В эти годы и мои лозунги поменялись. Если раньше я кричал:

«Вперед, а то опоздаем к разминке!»,  то теперь я взывал к любимой команде: «Вперед, дурни, вы разбиваете мое сердце!»

Но было то, что всегда отличало Dodgers в глазах фанатов. В Dodgers играл тот самый парень, который разрушал расовые барьеры. Это был Джеки Робинсон. Мы с Аароном Собелем сохранили альбом с газетными вырезками сезона 1947 года. Сейчас я не уверен, что тогда мы полностью понимали значимость достижений Джеки. В нашем доме не было места для предрассудков. Помню, как одна наша родственница вышла замуж за черного и ее родители отказались от нее. Моя мать приютила их с мужем у нас и всегда относилась к ним по-доброму. Так что я воспринимал Джеки точно так же, как Лео, которого отстранили от игры за сговор с букмекерами в начале сезона 1947 года. «Мне плевать, будь этот парень черный, желтый или полосатый, как зебра,  говорил Лео.  Я капитан этой команды и вижу, как он играет».

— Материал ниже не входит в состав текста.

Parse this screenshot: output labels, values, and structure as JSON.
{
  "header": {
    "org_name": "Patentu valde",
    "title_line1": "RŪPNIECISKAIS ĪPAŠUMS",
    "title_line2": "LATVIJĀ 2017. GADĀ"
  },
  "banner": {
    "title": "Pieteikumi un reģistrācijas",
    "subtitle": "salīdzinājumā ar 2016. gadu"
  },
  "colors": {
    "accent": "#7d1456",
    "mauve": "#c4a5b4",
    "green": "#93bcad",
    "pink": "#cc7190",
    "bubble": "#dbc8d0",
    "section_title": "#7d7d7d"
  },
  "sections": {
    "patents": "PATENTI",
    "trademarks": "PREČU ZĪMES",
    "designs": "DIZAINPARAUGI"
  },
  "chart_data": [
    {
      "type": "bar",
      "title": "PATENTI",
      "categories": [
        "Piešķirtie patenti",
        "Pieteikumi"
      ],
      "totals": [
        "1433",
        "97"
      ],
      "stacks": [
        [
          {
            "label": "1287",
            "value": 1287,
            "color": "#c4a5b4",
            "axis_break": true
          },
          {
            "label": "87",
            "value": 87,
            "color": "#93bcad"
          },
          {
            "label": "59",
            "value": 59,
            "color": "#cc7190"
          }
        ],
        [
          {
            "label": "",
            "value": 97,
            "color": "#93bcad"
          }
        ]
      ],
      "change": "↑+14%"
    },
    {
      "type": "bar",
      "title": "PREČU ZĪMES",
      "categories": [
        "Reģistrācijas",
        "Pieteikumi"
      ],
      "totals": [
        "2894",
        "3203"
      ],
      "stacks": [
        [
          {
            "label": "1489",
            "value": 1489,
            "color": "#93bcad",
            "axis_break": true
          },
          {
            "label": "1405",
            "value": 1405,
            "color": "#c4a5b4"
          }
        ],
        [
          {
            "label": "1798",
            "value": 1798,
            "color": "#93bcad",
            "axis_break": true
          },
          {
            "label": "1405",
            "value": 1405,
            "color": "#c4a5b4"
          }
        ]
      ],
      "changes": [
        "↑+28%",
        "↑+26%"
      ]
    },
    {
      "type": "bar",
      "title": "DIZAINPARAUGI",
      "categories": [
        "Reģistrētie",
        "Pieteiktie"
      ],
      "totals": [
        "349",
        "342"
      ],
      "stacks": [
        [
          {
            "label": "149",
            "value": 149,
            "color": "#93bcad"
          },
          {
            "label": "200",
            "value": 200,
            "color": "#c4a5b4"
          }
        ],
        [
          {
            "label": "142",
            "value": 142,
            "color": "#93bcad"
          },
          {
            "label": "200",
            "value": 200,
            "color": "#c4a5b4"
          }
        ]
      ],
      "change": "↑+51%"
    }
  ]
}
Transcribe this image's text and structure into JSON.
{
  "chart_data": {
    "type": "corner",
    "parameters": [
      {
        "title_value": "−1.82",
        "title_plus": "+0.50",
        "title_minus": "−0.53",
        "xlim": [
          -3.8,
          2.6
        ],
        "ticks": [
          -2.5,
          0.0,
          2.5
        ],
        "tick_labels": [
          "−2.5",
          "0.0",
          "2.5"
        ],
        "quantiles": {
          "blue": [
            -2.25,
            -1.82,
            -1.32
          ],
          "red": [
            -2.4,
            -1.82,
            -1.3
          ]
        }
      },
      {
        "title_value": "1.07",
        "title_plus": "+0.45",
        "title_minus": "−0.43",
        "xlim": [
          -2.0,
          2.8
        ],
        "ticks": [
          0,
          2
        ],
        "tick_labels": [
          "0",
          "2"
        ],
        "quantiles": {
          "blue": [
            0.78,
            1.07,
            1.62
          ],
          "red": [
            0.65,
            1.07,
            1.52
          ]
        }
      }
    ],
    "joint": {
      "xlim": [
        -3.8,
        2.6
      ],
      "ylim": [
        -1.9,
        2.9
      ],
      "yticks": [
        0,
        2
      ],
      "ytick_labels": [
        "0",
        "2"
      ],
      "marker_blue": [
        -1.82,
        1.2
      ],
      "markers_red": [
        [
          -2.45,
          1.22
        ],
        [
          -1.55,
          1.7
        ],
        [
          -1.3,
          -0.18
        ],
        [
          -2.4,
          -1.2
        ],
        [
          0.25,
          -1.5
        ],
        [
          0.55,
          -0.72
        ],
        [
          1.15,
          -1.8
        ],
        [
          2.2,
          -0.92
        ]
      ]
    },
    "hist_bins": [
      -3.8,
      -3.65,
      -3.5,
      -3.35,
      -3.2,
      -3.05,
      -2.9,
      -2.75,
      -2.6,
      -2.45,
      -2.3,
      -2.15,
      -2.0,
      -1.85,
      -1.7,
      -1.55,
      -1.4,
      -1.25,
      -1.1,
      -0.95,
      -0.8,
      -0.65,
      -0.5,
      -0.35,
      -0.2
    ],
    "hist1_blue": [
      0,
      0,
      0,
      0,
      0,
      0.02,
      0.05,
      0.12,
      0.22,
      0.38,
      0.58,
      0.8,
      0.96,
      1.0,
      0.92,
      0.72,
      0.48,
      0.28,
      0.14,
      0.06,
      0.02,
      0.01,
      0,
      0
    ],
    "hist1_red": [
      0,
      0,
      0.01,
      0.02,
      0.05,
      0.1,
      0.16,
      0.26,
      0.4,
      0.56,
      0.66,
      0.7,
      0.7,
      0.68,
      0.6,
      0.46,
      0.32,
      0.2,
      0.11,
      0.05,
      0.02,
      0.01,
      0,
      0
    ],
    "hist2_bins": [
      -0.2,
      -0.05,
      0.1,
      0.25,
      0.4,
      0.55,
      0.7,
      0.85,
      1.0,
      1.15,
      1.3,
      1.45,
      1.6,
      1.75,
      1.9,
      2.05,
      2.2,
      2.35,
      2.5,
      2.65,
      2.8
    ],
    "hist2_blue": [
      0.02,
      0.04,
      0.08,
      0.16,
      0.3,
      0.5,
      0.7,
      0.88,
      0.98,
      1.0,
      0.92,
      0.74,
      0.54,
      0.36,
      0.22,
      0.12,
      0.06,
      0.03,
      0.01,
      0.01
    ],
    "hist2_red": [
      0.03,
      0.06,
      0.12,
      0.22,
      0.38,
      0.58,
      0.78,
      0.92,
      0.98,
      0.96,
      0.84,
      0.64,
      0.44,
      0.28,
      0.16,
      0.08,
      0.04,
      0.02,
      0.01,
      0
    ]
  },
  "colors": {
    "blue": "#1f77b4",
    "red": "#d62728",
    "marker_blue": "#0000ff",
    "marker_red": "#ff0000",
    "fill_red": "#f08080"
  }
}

Мы, конечно, знали, что происходит. Мы знали, что играющий тренер команды Phillies заставлял своих игроков, сидящих на скамейке запасных, наставлять на Джеки биты, словно автоматы, и делать вид, что они расстреливают его, когда он выходил на поле. Мы знали, что Джеки приходится сдерживаться, чтобы не броситься на игроков, которые постоянно издевались над ним и обзывали его «ниггером». Мы слышали, как наш капитан, Пи Ви Риз из Кентукки, защищал Джеки от толпы зрителей в Цинциннати, которые во время розыгрыша подач прямо с трибун всячески его оскорбляли. Все это стало нам известно от Реда Барбера, который и сам был с Юга. Мы узнали и о том, как Джеки, Дон Ньюкомб и другие черные игроки Dodgers пытались попасть в отель Chase Park Plaza в Сент-Луисе. Но только много лет спустя, беседуя с доктором Мартином Лютером Кингом, я понял, чего на самом деле достиг Джеки. Именно Джеки, по словам Кинга, начал движение за гражданские свободы. Именно Джеки, как говорил Кинг, значительно облегчил его труд.